Caution: Although horoscopes are based on a universally revered and ancient study of the heavens, certain members of the scientific community think we’re a bunch of disreputable boobs. Therefore, on the advice of our attorneys, we reluctantly inform you that it’s not a good idea to take our recommendations too seriously. (According to our critics, you should get your professional guidance from friends, family members or, God forbid, psychiatrists.) Failure to heed this advice may result in your being slapped in the face, ridiculed at work, arrested for indecent exposure or, in a worst case scenario, dying because someone’s jealous spouse blows your brains out after mistaking you for a sniveling, overpaid, wife-stealing lawyer.

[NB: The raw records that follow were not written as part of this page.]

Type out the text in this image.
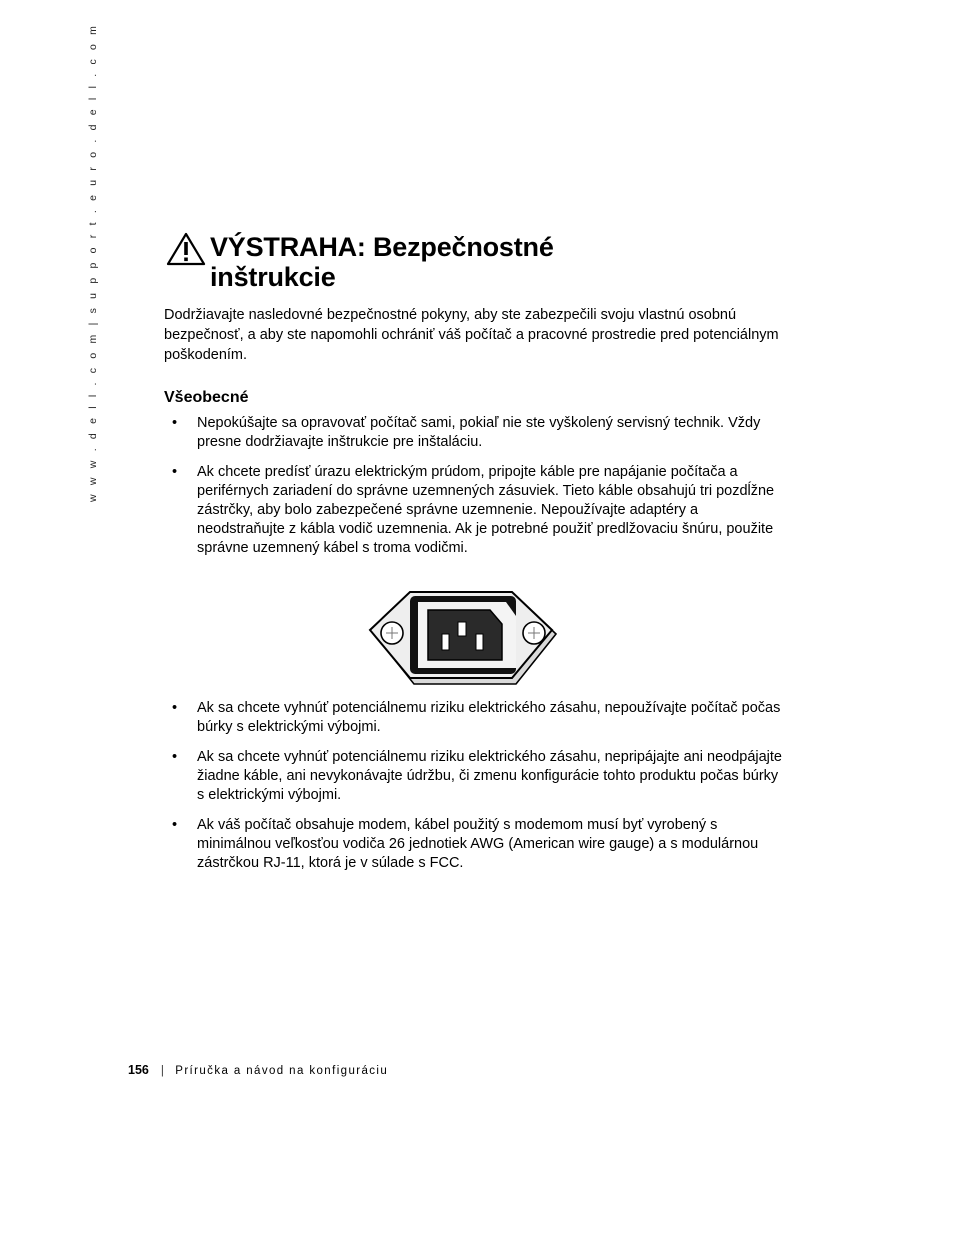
w w w . d e l l . c o m | s u p p o r t . e u r o . d e l l . c o m	VÝSTRAHA: Bezpečnostné
inštrukcie

Dodržiavajte nasledovné bezpečnostné pokyny, aby ste zabezpečili svoju vlastnú osobnú bezpečnosť, a aby ste napomohli ochrániť váš počítač a pracovné prostredie pred potenciálnym poškodením.

Všeobecné
• Nepokúšajte sa opravovať počítač sami, pokiaľ nie ste vyškolený servisný technik. Vždy presne dodržiavajte inštrukcie pre inštaláciu.
• Ak chcete predísť úrazu elektrickým prúdom, pripojte káble pre napájanie počítača a periférnych zariadení do správne uzemnených zásuviek. Tieto káble obsahujú tri pozdĺžne zástrčky, aby bolo zabezpečené správne uzemnenie. Nepoužívajte adaptéry a neodstraňujte z kábla vodič uzemnenia. Ak je potrebné použiť predlžovaciu šnúru, použite správne uzemnený kábel s troma vodičmi.
• Ak sa chcete vyhnúť potenciálnemu riziku elektrického zásahu, nepoužívajte počítač počas búrky s elektrickými výbojmi.
• Ak sa chcete vyhnúť potenciálnemu riziku elektrického zásahu, nepripájajte ani neodpájajte žiadne káble, ani nevykonávajte údržbu, či zmenu konfigurácie tohto produktu počas búrky s elektrickými výbojmi.
• Ak váš počítač obsahuje modem, kábel použitý s modemom musí byť vyrobený s minimálnou veľkosťou vodiča 26 jednotiek AWG (American wire gauge) a s modulárnou zástrčkou RJ-11, ktorá je v súlade s FCC.
156 | Príručka a návod na konfiguráciu
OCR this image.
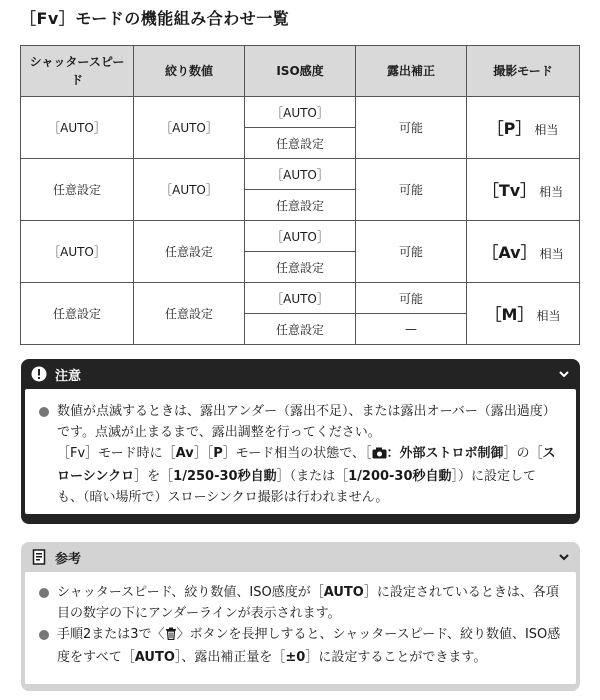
［Fv］モードの機能組み合わせ一覧
シャッタースピード	絞り数値	ISO感度	露出補正	撮影モード
［AUTO］	［AUTO］	［AUTO］	可能	［P］ 相当
		任意設定		
任意設定	［AUTO］	［AUTO］	可能	［Tv］ 相当
		任意設定		
［AUTO］	任意設定	［AUTO］	可能	［Av］ 相当
		任意設定		
任意設定	任意設定	［AUTO］	可能	［M］ 相当
		任意設定	—	
注意
数値が点滅するときは、露出アンダー（露出不足）、または露出オーバー（露出過度）です。点滅が止まるまで、露出調整を行ってください。
［Fv］モード時に［Av］［P］モード相当の状態で、［ ：外部ストロボ制御］の［スローシンクロ］を［1/250-30秒自動］（または［1/200-30秒自動］）に設定しても、（暗い場所で）スローシンクロ撮影は行われません。
参考
シャッタースピード、絞り数値、ISO感度が［AUTO］に設定されているときは、各項目の数字の下にアンダーラインが表示されます。
手順2または3で〈 〉ボタンを長押しすると、シャッタースピード、絞り数値、ISO感度をすべて［AUTO］、露出補正量を［±0］に設定することができます。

Caution: Eating highly processed sugar is bad for your teeth. The bacteria that live in your mouth love sugar and reproduce by the billions in such an environment. Therefore, while M&Ms are undoubtedly the most delicious candy ever made, eating this treat may lead to many painful trips to the dentist. Depending on the skill of your practitioner, the ensuing treatment may result in tooth loss, death from the inappropriate use of nitrous oxide, or never getting married because your breath is so rancid a prospective mate would rather spend his or her time shacked up with a moose.

Verizon Cell Phones

Caution: Cell phones emit an electronic signal that has not been fully tested by the FCC. Although the government has given us permission to manufacture and sell these devices, there is a distinct possibility that the electromagnetic radiation produced may cause certain medical problems. Do not use this product if you are concerned about becoming stricken with any of the following symptoms and/or disorders: amnesia, constipation, diarrhea, anorexia, obesity, brain tumors, impotence, promiscuity, hair loss, spontaneous combustion, paranoia, coreopsis, dry mouth, stroke, tics, road rage, blurred vision, a compulsion to eat dog food, swollen ankles, dizziness, hairballs, infidelity, slothfulness, a tendency to think you have experienced something before, déjà vu, gonorrhea, itchy teeth, hiccups, insomnia, delusions of grandeur, phlegmatic personality disorder, jock itch, palpitations, an obsession with Barry Manilow, unexplained buoyancy in salt water, sterility, increased nasal hair.

Celebrity Cruise Lines

Caution: The rainforest is a lush paradise teeming with a wonderful array of exotic plant and animal life. Unfortunately, many of these life forms would like nothing better than to end yours. Do not visit _____________ (fill in name of country on your itinerary) unless you are immunized against all tropical diseases, can survive on nothing but grubs and tree bark for weeks at a time, and have a note signed by your mother.

The Onion

Caution: If you read this paper on a full stomach, be advised that you may aspirate from the convulsive laughter that will inevitably follow. Aspirating foodstuffs can lead to pneumonia, respiratory arrest, and death. Neither the editors nor the publisher will be held libel for any medical misadventures that follow the intellectual ingestion of the material contained herein. Read at your own risk.